I believe that the way I'm doing it now is very inefficient:

# routes is an array of [number, destination] that I build while iterating over the data
routes.uniq.each do |route|
  number      = route[0]
  destination = route[1]

  r = Route.find_by_number_and_destination(number, destination)

  if !r
    r = Route.new :number => number, :destination => destination
    r.save
  end

  # I have to check if it already exists because I can't find a way
  # to create a uniqueness constraint on the join table with 2 foreign keys
  r.stops << stop unless r.stops.include? stop
end

Basically, I have to do 2 things for every route I find: 1) Create it if it doesn't already exist, 2) Add a relationship to the current stop if it doesn't already exist.

Is there a better way to do this, for example by getting a bunch of the data in memory and doing some of the processing on the app server side, in order to avoid the multitude of database calls I'm currently doing?

+1  A: 

If I get it right, you (should) have 2 models. A Route model, and a Stop model.

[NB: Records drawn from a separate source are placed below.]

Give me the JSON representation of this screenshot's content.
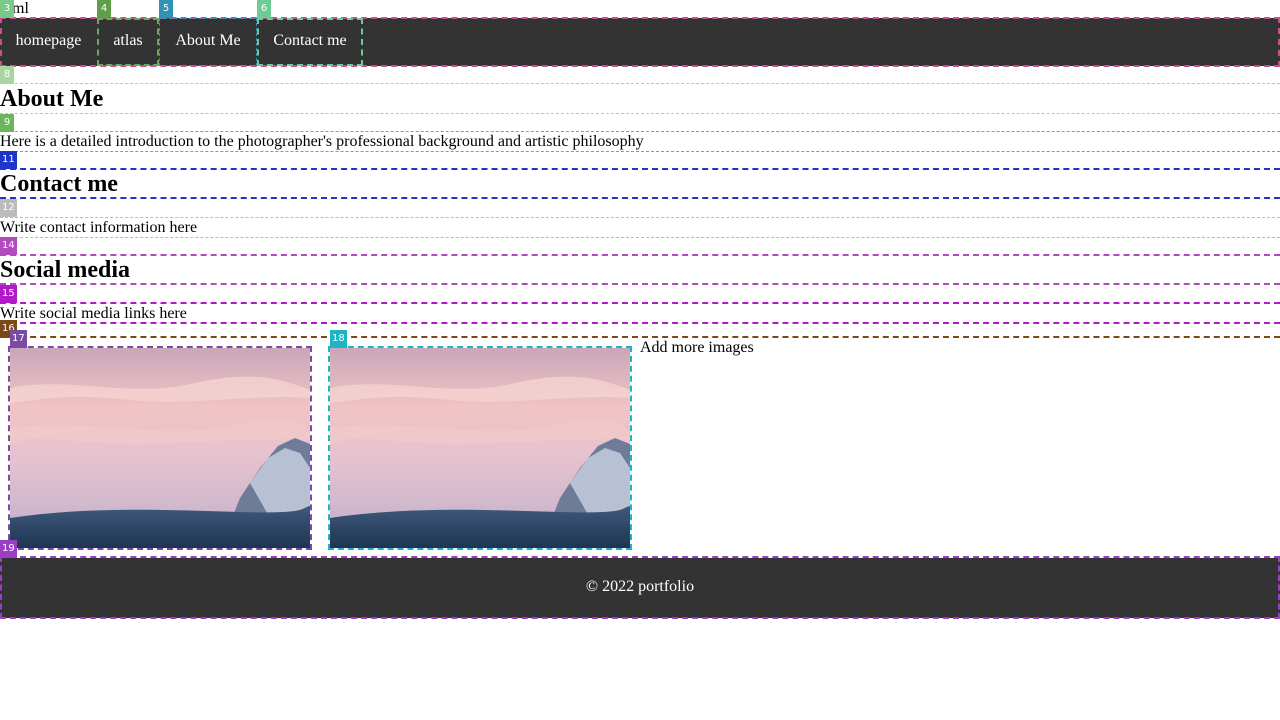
{
  "top": {
    "text": "ml"
  },
  "nav": {
    "items": [
      {
        "label": "homepage"
      },
      {
        "label": "atlas"
      },
      {
        "label": "About Me"
      },
      {
        "label": "Contact me"
      }
    ]
  },
  "about": {
    "title": "About Me",
    "text": "Here is a detailed introduction to the photographer's professional background and artistic philosophy"
  },
  "contact": {
    "title": "Contact me",
    "text": "Write contact information here"
  },
  "social": {
    "title": "Social media",
    "text": "Write social media links here"
  },
  "gallery": {
    "more_text": "Add more images",
    "images": [
      {
        "name": "mountain-sunset-photo"
      },
      {
        "name": "mountain-sunset-photo"
      }
    ]
  },
  "footer": {
    "text": "© 2022 portfolio"
  },
  "markers": [
    "3",
    "4",
    "5",
    "6",
    "8",
    "9",
    "11",
    "12",
    "14",
    "15",
    "16",
    "17",
    "18",
    "19"
  ],
  "colors": {
    "nav_bg": "#333333",
    "footer_bg": "#333333",
    "text": "#000000",
    "nav_text": "#ffffff"
  }
}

Here's how I would define these models:

class Route < ActiveRecord::Base
  has_and_belongs_to_many :stops
  belongs_to :stop, :foreign_key => 'destination_id'
end

class Stop < ActiveRecorde::Base
  has_and_belongs_to_many :routes
end

And here's how I would set up my tables:

create_table :routes do |t|
  t.integer :destination_id
  # Any other information you want to store about routes
end

create_table :stops do |t|
  # Any other information you want to store about stops
end

create_table :routes_stops, :primary_key => [:route_id, :stop_id] do |t|
  t.integer :route_id
  t.integer :stop_id
end

Finally, here's the code I'd use:

# First, find all the relevant routes, just for caching.
Route.find(numbers)

r = Route.find(number)
r.destination_id = destination
r.stops << stop

This should use only a few SQL queries.